There are a multitude of reasons why a country would diversify from U.S. Dollars to Euro. Saddam Hussein turned his back on the usage of the U.S. Dollar for the valuation of petroleum based assets in Iraq. This occurred in the tear 2000, at that time the Euro was valued at 82 cents on the dollar. Saddam Hussein wanted the oil payments made to Iraq to be transferred in Euros for the petroleum exported. Ax of November 2000, Iraq began to value its petroleum based assets in Euro. This is more of an indication of a growing trend. Iran has also converted the majority of the funds held by its central bank as central bank assets to Euro. North Korea has elected to do the same. Venezuela is considering the transfer of valuation of its petroleum based assets from dollars to Euro. If all of the oil producing nation elected to follow the lead of Iraq, Iran and North Korea, the value of the U.S. Dollar could plummet 40%.

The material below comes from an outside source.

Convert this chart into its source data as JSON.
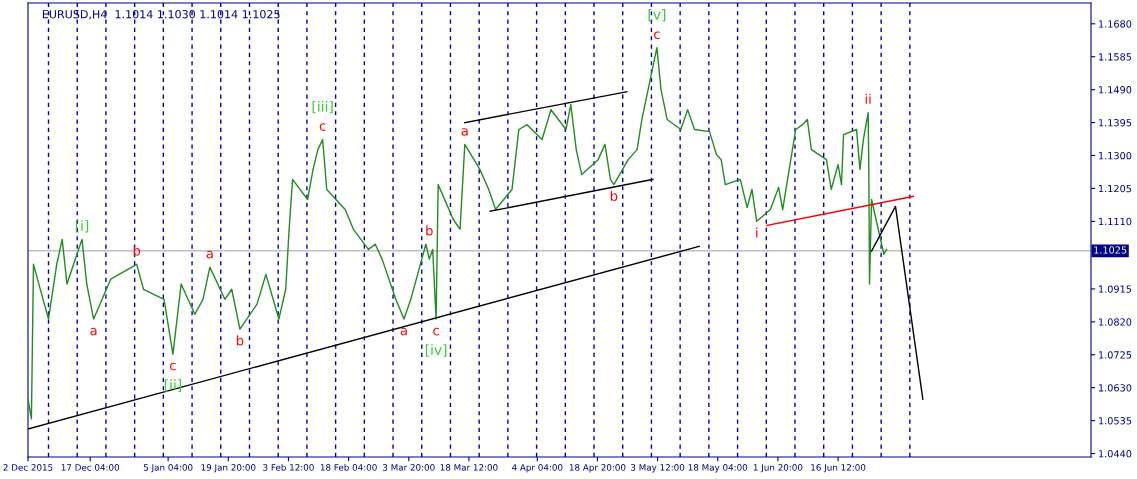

At the present the U.S. Dollar is 40% overvalued versus the Japanese Yen or the Chinese Yuan. The uncertainties of the economists of the U.S. at the present are: What if one of these countries would sacrifice its own interests in order to diversify from the U.S. dollar? Presently, the increase in value of the Euro is causing massive unemployment for workers throughout Europe. When the Euro is as strong as it currently is the value of goods produced in Europe by European workers becomes too costly for those outside of Europe. If any of the European Economic Community were to diversify from the Euro, it would cause massive economic collapse. Poland, Portugal and Italy may elect to diversify from the Euro. This diversification would be catastrophic for the Euro and the world's economies. China recently diversified from its usage of the dollar as a measurement tool for the Chinese Yuan, and to tie the Chinese Yuan to a basket of other currencies is part of a growing trend that many nations are diversifying from the use of the dollar.

It is feasible that the Euro may achieve greater market power toward becoming a world reserve currency in light of the events of 2010. Many huge companies in the U.S. Failed or were bought out. Two of the nations largest broker, Bear Sterns and Lehman Brothers failed, Countrywide Financial and Fannie Mae had to be bought out, not to mention the additional expenditures to the Federal Reserve of Washington Mutual and Citigroup. There are 27.4 million unemployed in the U.S., and 20% of all homeowners have lost all of the equity in their home or have gone upside down on their mortgage, which means that the value of the mortgage is greater than the value of the asset. These events in 2010 have spurned the largest monetary expansion in U.S. History. The Federal deficit tripled in size, and the Federal reserve led by Mr. Bernanke doubled its monetary base in just 112 days. The monetary and corporate stimulus engineered by the Federal Reserve represent almost one third of the U.S. Annual Gross domestic product. Holding onto U.S. Dollars and dollar based assets has become a measurement of risk for international investors. China in order to increase the value of its currency has been boosting its gold reserves from 600 metric tons to 1054 metric tons, which represents an increase of 76%. Many nations of the world are searching for a viable alternative to the U.S. Dollar as a world reserve currency.

The resistance point of the Euro is 1.4579. The Euro has reached an all time high of 1.6000. It may be anticipated that there is still room for increase in the value of the Euro and very little in the way of resistance for the Euro to break above 1.4580. A good estimate for the valuation of the Euro for the week of April 21, 2011 would be upwards of 1.4500. Investor confidence has been regained, although many are expecting the Euro to decline in value. The Euro has increased approximately 10% during the first quarter of 2011, assuring the international investment community that the Euro is fully resilient and that the Euro is able to take a licking and keep on ticking. The resiliency of the Euro was tested with the European debt crisis. Consumer confidence in the Euro has been regained and the statistics

that have been included in this research paper demonstrate that the Euro is safe and sound, for the time being. The future and continued stability of the Euro is dependent upon the resolutions reached by the finance ministers of the European Union.